早在1945年瓜分世界的雅爾塔會議上,富蘭克林·羅斯福出乎意料地決定中途停歇一站。在停靠在埃及大苦水湖的美軍艦昆西號甲板上,總統(tǒng)同伊本沙特國王進行了一次長時間的會面,他是第一任沙特君主并養(yǎng)育有45個兒子(看來沒有人會費心去數(shù)女兒的數(shù)量),正是他們讓王國的傳承如此歌劇化。伊本沙特在軍艦甲班上宰了一只山羊,簽訂了協(xié)議使他的王國成為美國在這一地區(qū)最長久的盟友。他也是最麻煩的一位。
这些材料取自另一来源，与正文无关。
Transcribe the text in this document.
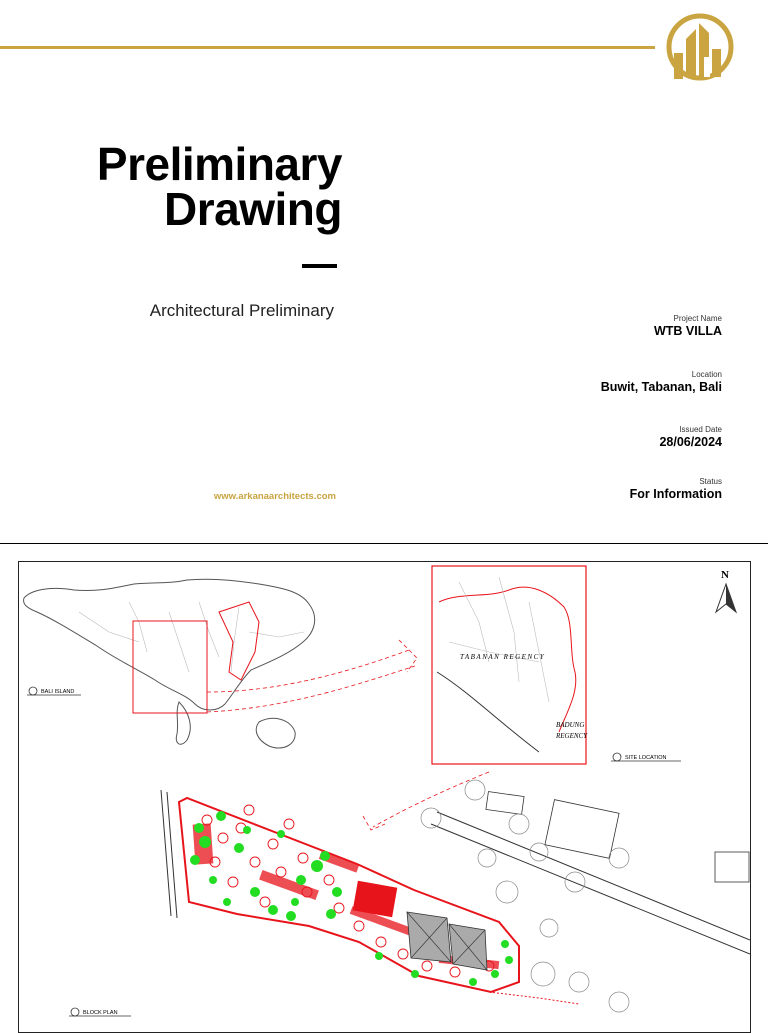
Preliminary
Drawing
Architectural Preliminary
www.arkanaarchitects.com
Project Name
WTB VILLA
Location
Buwit, Tabanan, Bali
Issued Date
28/06/2024
Status
For Information
BALI ISLAND
TABANAN REGENCY
BADUNG
REGENCY
SITE LOCATION
N
BLOCK PLAN
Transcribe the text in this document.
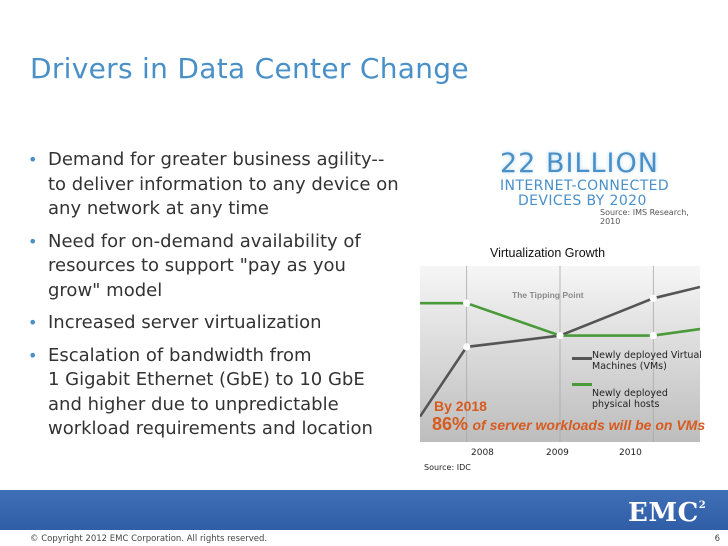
Drivers in Data Center Change
• Demand for greater business agility--
to deliver information to any device on
any network at any time
• Need for on-demand availability of
resources to support "pay as you
grow" model
• Increased server virtualization
• Escalation of bandwidth from
1 Gigabit Ethernet (GbE) to 10 GbE
and higher due to unpredictable
workload requirements and location
22 BILLION
INTERNET-CONNECTED
DEVICES BY 2020
Source: IMS Research, 2010
Virtualization Growth
The Tipping Point
Newly deployed Virtual Machines (VMs)
Newly deployed physical hosts
By 2018
86% of server workloads will be on VMs
2008	2009	2010
Source: IDC
EMC$^2$
© Copyright 2012 EMC Corporation. All rights reserved.	6
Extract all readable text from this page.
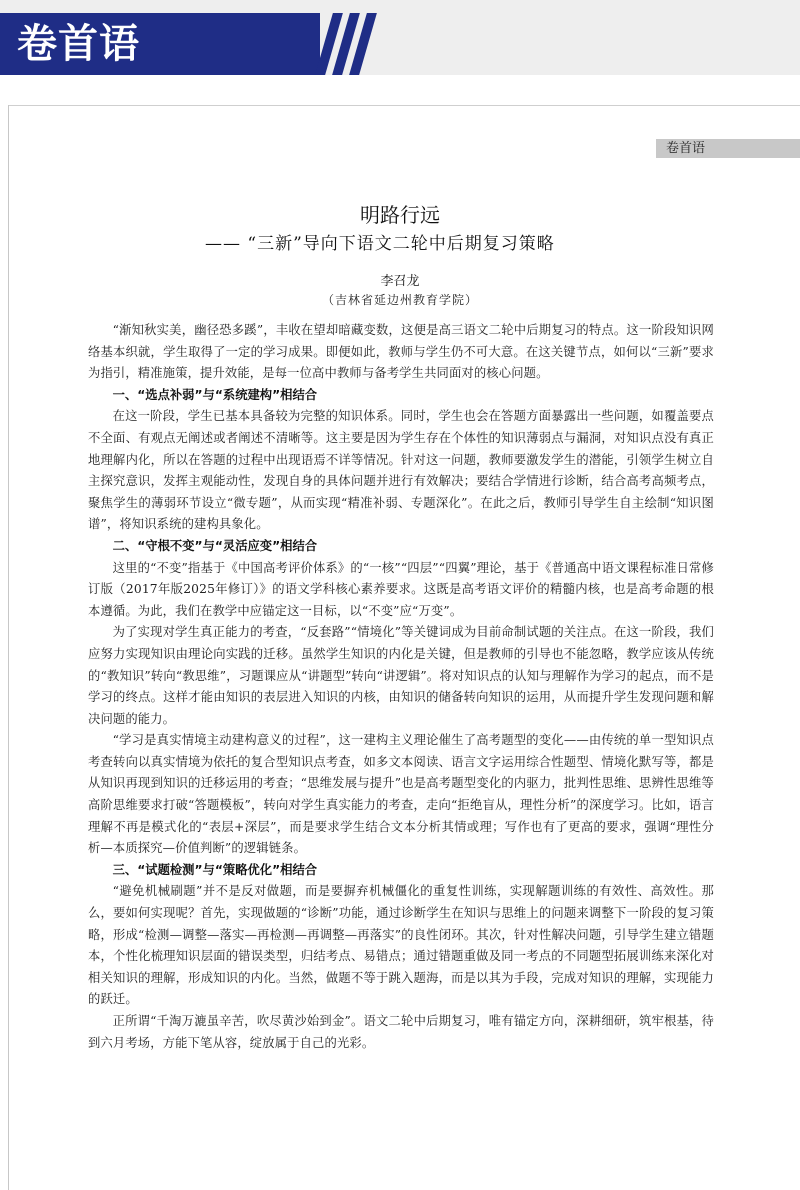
卷首语
卷首语
明路行远
—— “三新”导向下语文二轮中后期复习策略
李召龙
（吉林省延边州教育学院）

“渐知秋实美，幽径恐多蹊”，丰收在望却暗藏变数，这便是高三语文二轮中后期复习的特点。这一阶段知识网络基本织就，学生取得了一定的学习成果。即便如此，教师与学生仍不可大意。在这关键节点，如何以“三新”要求为指引，精准施策，提升效能，是每一位高中教师与备考学生共同面对的核心问题。

一、“选点补弱”与“系统建构”相结合

在这一阶段，学生已基本具备较为完整的知识体系。同时，学生也会在答题方面暴露出一些问题，如覆盖要点不全面、有观点无阐述或者阐述不清晰等。这主要是因为学生存在个体性的知识薄弱点与漏洞，对知识点没有真正地理解内化，所以在答题的过程中出现语焉不详等情况。针对这一问题，教师要激发学生的潜能，引领学生树立自主探究意识，发挥主观能动性，发现自身的具体问题并进行有效解决；要结合学情进行诊断，结合高考高频考点，聚焦学生的薄弱环节设立“微专题”，从而实现“精准补弱、专题深化”。在此之后，教师引导学生自主绘制“知识图谱”，将知识系统的建构具象化。

二、“守根不变”与“灵活应变”相结合

这里的“不变”指基于《中国高考评价体系》的“一核”“四层”“四翼”理论，基于《普通高中语文课程标准日常修订版（2017年版2025年修订）》的语文学科核心素养要求。这既是高考语文评价的精髓内核，也是高考命题的根本遵循。为此，我们在教学中应锚定这一目标，以“不变”应“万变”。

为了实现对学生真正能力的考查，“反套路”“情境化”等关键词成为目前命制试题的关注点。在这一阶段，我们应努力实现知识由理论向实践的迁移。虽然学生知识的内化是关键，但是教师的引导也不能忽略，教学应该从传统的“教知识”转向“教思维”，习题课应从“讲题型”转向“讲逻辑”。将对知识点的认知与理解作为学习的起点，而不是学习的终点。这样才能由知识的表层进入知识的内核，由知识的储备转向知识的运用，从而提升学生发现问题和解决问题的能力。

“学习是真实情境主动建构意义的过程”，这一建构主义理论催生了高考题型的变化——由传统的单一型知识点考查转向以真实情境为依托的复合型知识点考查，如多文本阅读、语言文字运用综合性题型、情境化默写等，都是从知识再现到知识的迁移运用的考查；“思维发展与提升”也是高考题型变化的内驱力，批判性思维、思辨性思维等高阶思维要求打破“答题模板”，转向对学生真实能力的考查，走向“拒绝盲从，理性分析”的深度学习。比如，语言理解不再是模式化的“表层+深层”，而是要求学生结合文本分析其情或理；写作也有了更高的要求，强调“理性分析—本质探究—价值判断”的逻辑链条。

三、“试题检测”与“策略优化”相结合

“避免机械刷题”并不是反对做题，而是要摒弃机械僵化的重复性训练，实现解题训练的有效性、高效性。那么，要如何实现呢？首先，实现做题的“诊断”功能，通过诊断学生在知识与思维上的问题来调整下一阶段的复习策略，形成“检测—调整—落实—再检测—再调整—再落实”的良性闭环。其次，针对性解决问题，引导学生建立错题本，个性化梳理知识层面的错误类型，归结考点、易错点；通过错题重做及同一考点的不同题型拓展训练来深化对相关知识的理解，形成知识的内化。当然，做题不等于跳入题海，而是以其为手段，完成对知识的理解，实现能力的跃迁。

正所谓“千淘万漉虽辛苦，吹尽黄沙始到金”。语文二轮中后期复习，唯有锚定方向，深耕细研，筑牢根基，待到六月考场，方能下笔从容，绽放属于自己的光彩。
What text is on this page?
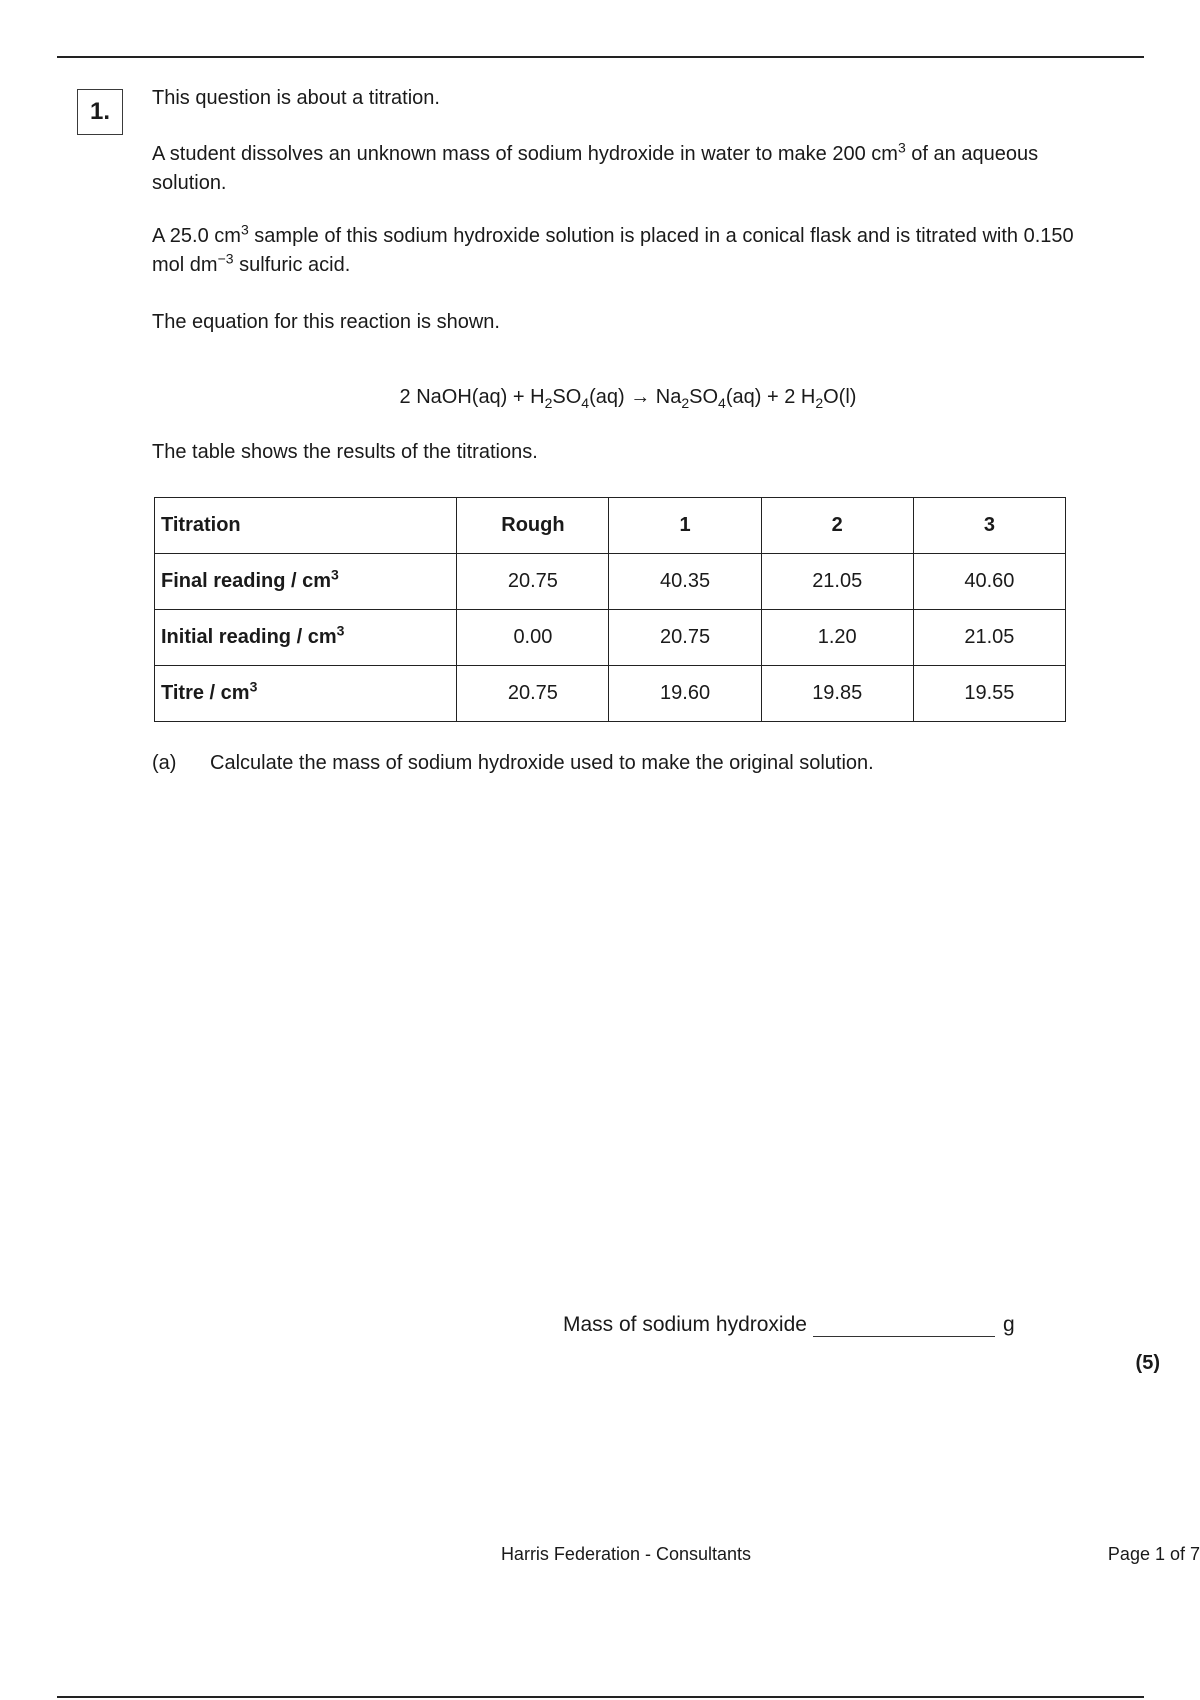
1. This question is about a titration.
A student dissolves an unknown mass of sodium hydroxide in water to make 200 $cm^3$ of an aqueous solution.
A 25.0 $cm^3$ sample of this sodium hydroxide solution is placed in a conical flask and is titrated with 0.150 mol $dm^{-3}$ sulfuric acid.
The equation for this reaction is shown.
2 NaOH(aq) + $H_2SO_4(aq) \to Na_2SO_4(aq) + 2$ $H_2O(l)$
The table shows the results of the titrations.
Titration	Rough	1	2	3
Final reading / $cm^3$	20.75	40.35	21.05	40.60
Initial reading / $cm^3$	0.00	20.75	1.20	21.05
Titre / $cm^3$	20.75	19.60	19.85	19.55
(a) Calculate the mass of sodium hydroxide used to make the original solution.
Mass of sodium hydroxide	g
(5)
Harris Federation - Consultants	Page 1 of 7
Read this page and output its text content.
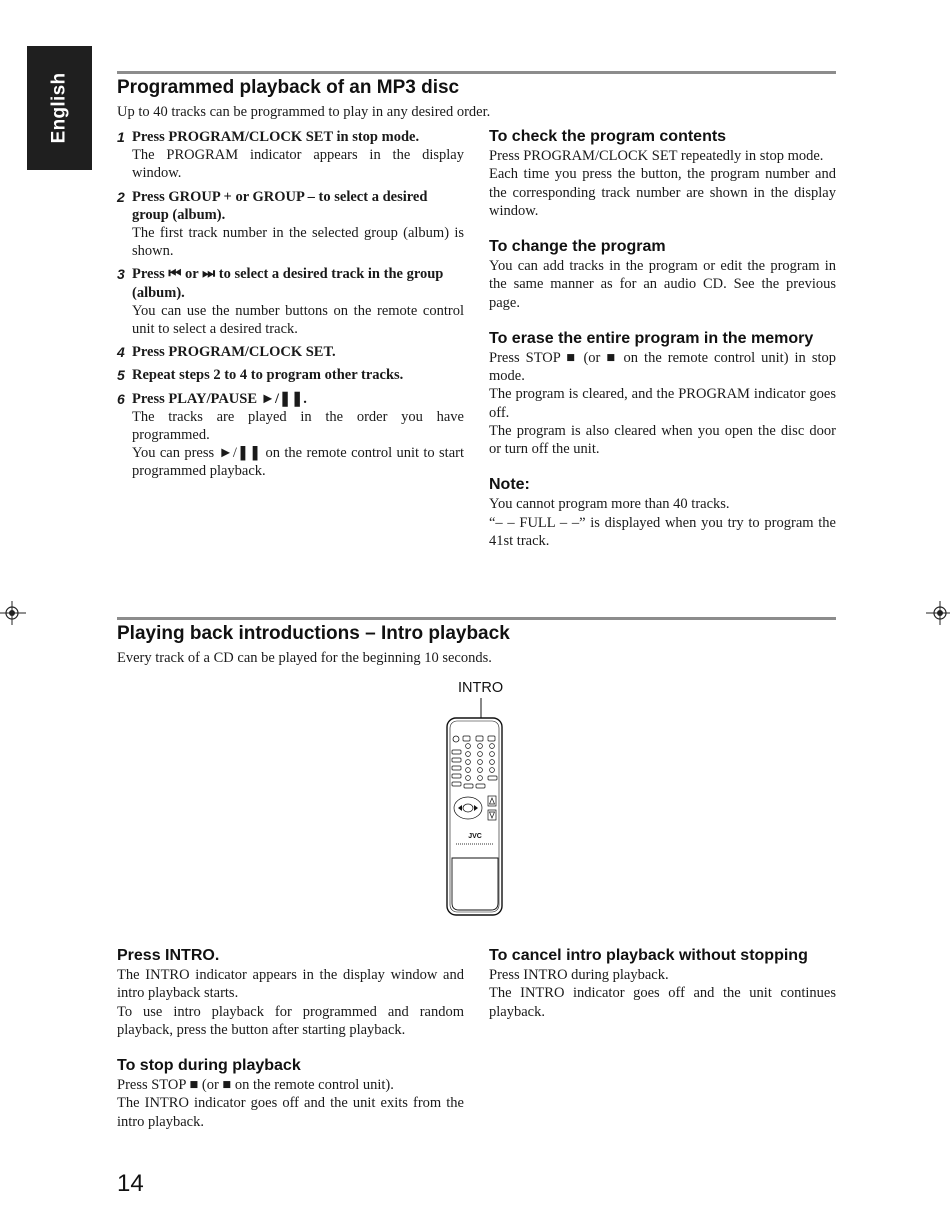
English	Programmed playback of an MP3 disc

Up to 40 tracks can be programmed to play in any desired order.

1 Press PROGRAM/CLOCK SET in stop mode.
The PROGRAM indicator appears in the display window.
2 Press GROUP + or GROUP – to select a desired group (album).
The first track number in the selected group (album) is shown.
3 Press ⏮ or ⏭ to select a desired track in the group (album).
You can use the number buttons on the remote control unit to select a desired track.
4 Press PROGRAM/CLOCK SET.
5 Repeat steps 2 to 4 to program other tracks.
6 Press PLAY/PAUSE ►/❚❚.
The tracks are played in the order you have programmed.
You can press ►/❚❚ on the remote control unit to start programmed playback.
To check the program contents

Press PROGRAM/CLOCK SET repeatedly in stop mode.

Each time you press the button, the program number and the corresponding track number are shown in the display window.

To change the program

You can add tracks in the program or edit the program in the same manner as for an audio CD. See the previous page.

To erase the entire program in the memory

Press STOP ■ (or ■ on the remote control unit) in stop mode.

The program is cleared, and the PROGRAM indicator goes off.

The program is also cleared when you open the disc door or turn off the unit.

Note:

You cannot program more than 40 tracks.

“– – FULL – –” is displayed when you try to program the 41st track.

Playing back introductions – Intro playback

Every track of a CD can be played for the beginning 10 seconds.

INTRO
JVC
Press INTRO.

The INTRO indicator appears in the display window and intro playback starts.

To use intro playback for programmed and random playback, press the button after starting playback.

To stop during playback

Press STOP ■ (or ■ on the remote control unit).

The INTRO indicator goes off and the unit exits from the intro playback.

To cancel intro playback without stopping

Press INTRO during playback.

The INTRO indicator goes off and the unit continues playback.

14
On January 9th Raif Badawi, a blogger, received the first of his 1,000 lashes for taking Thomas Paine's view of the “adulterous connection between church and state”. Mr Badawi has also been sentenced to a decade in prison. Three days later a woman accused of murder was dragged through the streets of Mecca and beheaded with a sword. Though America disapproves of this sort of thing, it does not let it upset relations. Government delegations to the kingdom are usually lots of men in military uniform and one official from the State Department, whose job is to say that it would be nice if women could drive.Scott Fitzgerald wrote that the ability to hold two opposing ideas in mind at the same time is the sign of a first-rate intelligence. Something similar applies in foreign policy. Ford Fraker, a former ambassador to Saudi Arabia, describes the alliance as “a long-term marriage founded on fundamental interests and principles”. Those interests have shifted a little over time. Now they could be summarised as oil, counter-terrorism and stability. Like diamond earrings on an anniversary, weapons and money have been exchanged throughout as tokens of esteem. Less than a year after telling an audience in Cairo that America “must never alter or forget our principles”, Barack Obama performed a full Fitzgerald, signing off on one of the largest arms deals with the kingdom yet, an order now being fulfilled by American manufacturers.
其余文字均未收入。